Audio By Carbonatix
Scott Rothstein will spend 50 years in prison, a federal judge decided this morning.
The sentence ends a seven-month saga since Rothstein’s empire crumbled. Once one of South Florida’s most politically connected lawyers, he swindled more than a billion dollars in perhaps the biggest fraud case in Florida history.
Below is a timeline of the stories published on The Daily Pulp, Bob Norman’s blog, chronicling the seven months since Rothstein’s collapse.
1978: Scott Rothstein’s family moves to Florida in 1978, when Rothstein is 16.
1988: Rothstein starts practicing law.
2002: Kim Wendell, professional bartender, meets budding empire-builder Rothstein at a barbecue at a mutual friend’s house. She begins dating him three years later and gets engaged in June 2005.
January 26, 2008: Kimberly Wendell and Scott Rothstein get married.
Rothstein rents out the Versace mansion, and attendees include Gov.
Charlie Crist. Rumors abound that the wedding costs into the mid-six
figures.
March 5, 2008: Rothstein associate Melissa Britt Lewis is killed in a vicious and mysterious attack.
September 11, 2008: Rothstein’s team of bodyguards catch the attention of police when a dispute involving firearms breaks out at Riley McDermott’s.
October 13, 2008: Rothstein hires disgraced former Broward County Sheriff Ken Jenne, who is working in its political consulting group.
October 16, 2008: A New Times cover story by columnist Bob Norman is the first major article on Rothstein.
April 5, 2009: Rothstein allegedly hires Mafia associates on the pretext of needing their help shredding documents that could damage the investigation into his Ponzi scheme.
April 27, 2009: Rothstein sends out a staff-wide email that warns that his “administrative corridor” is off-limits except to a chosen few. This order that would be known throughout the firm as the “lockdown.”
August 25, 2009: Rothstein calls Norman and says he’s the “Jewish Avenger” and would work to destroy the New Times columnist.
October 26, 2009: Rothstein meets Barack Obama at a Democratic fundraiser at the Fontainebleau Hotel in Miami.

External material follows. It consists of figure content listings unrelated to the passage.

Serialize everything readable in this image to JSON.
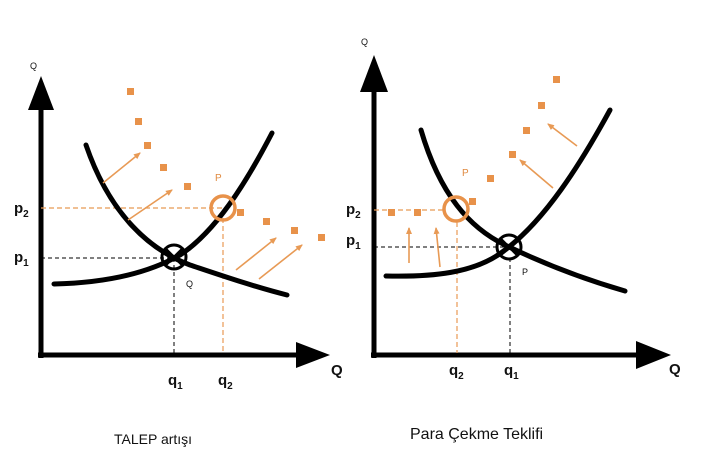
{
  "left_panel": {
    "y_axis_label": "Q",
    "x_axis_label": "Q",
    "p2_label": "p",
    "p2_sub": "2",
    "p1_label": "p",
    "p1_sub": "1",
    "q1_label": "q",
    "q1_sub": "1",
    "q2_label": "q",
    "q2_sub": "2",
    "point_original_label": "Q",
    "point_new_label": "P",
    "caption": "TALEP artışı"
  },
  "right_panel": {
    "y_axis_label": "Q",
    "x_axis_label": "Q",
    "p2_label": "p",
    "p2_sub": "2",
    "p1_label": "p",
    "p1_sub": "1",
    "q2_label": "q",
    "q2_sub": "2",
    "q1_label": "q",
    "q1_sub": "1",
    "point_new_label": "P",
    "point_original_label": "P",
    "caption": "Para Çekme Teklifi"
  },
  "colors": {
    "accent": "#e8924a",
    "line": "#000000"
  }
}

October 27, 2009: Rothstein’s coffers are empty, and the FBI is closing in. Rothstein wires $16 million and hops on a private jet to Morocco. BSO Lt. David Benjamin personally escorts Rothstein to his jet at Fort Lauderdale Executive Airport when Rothstein flees the country to Morocco.
November 3, 2009; Rothstein returns to the United States and surrenders to FBI agents.
November 3-4, 2009: Rothstein spends 18 hours in talks with federal prosecutors.
November 9, 2009: Rothstein tells Norman he’s going to “do the right thing” and promises that “everything’s going to get fixed properly.”
December 17, 2009: Fort Lauderdale Commissioner Charlotte Rodstrom calls reports of a friendship between Fort Lauderdale Police Chief Frank Adderley and Rothstein “despicable” and vows to “get to the bottom of this.”
January 27, 2010: Rothstein pleads guilty to all five counts in the $1.4 billion Ponzi scheme.
February 2, 2010: An internal-affairs investigation finds that Fort Lauderdale Police Chief Frank Adderley did not act inappropriately.
March 15, 2010: After returning from Morocco, Rothstein helped federal prosecutors conduct an undercover sting operation
to nab two alleged Mafia members. For his work, he’ll likely receive a
reduced sentence and spend the rest of his life in the witness
protection program.
April 28, 2010: Rothstein confidant Debra Villegas is charged with money laundering.
May
7, 2010: Fort Lauderdale attorney Bill Scherer, who is suing numerous
alleged Rothstein co-conspirators in civil court, says that after
examining bankruptcy documents, his firm has determined that Rothstein stole $168 million out of what was a $1.4 billion Ponzi scheme.
June 3, 2010: The fruits of Rothstein’s outlandish Ponzi scheme are auctioned off at the Broward Convention Center.
June 7, 2010: Prosecutors ask a judge to sentence Rothstein to 40 years in prison. Rothstein asks for a 30-year sentence and pleads with the judge for leniency.
June 9, 2010: Rothstein is scheduled to be sentenced at a 9:30 a.m. hearing.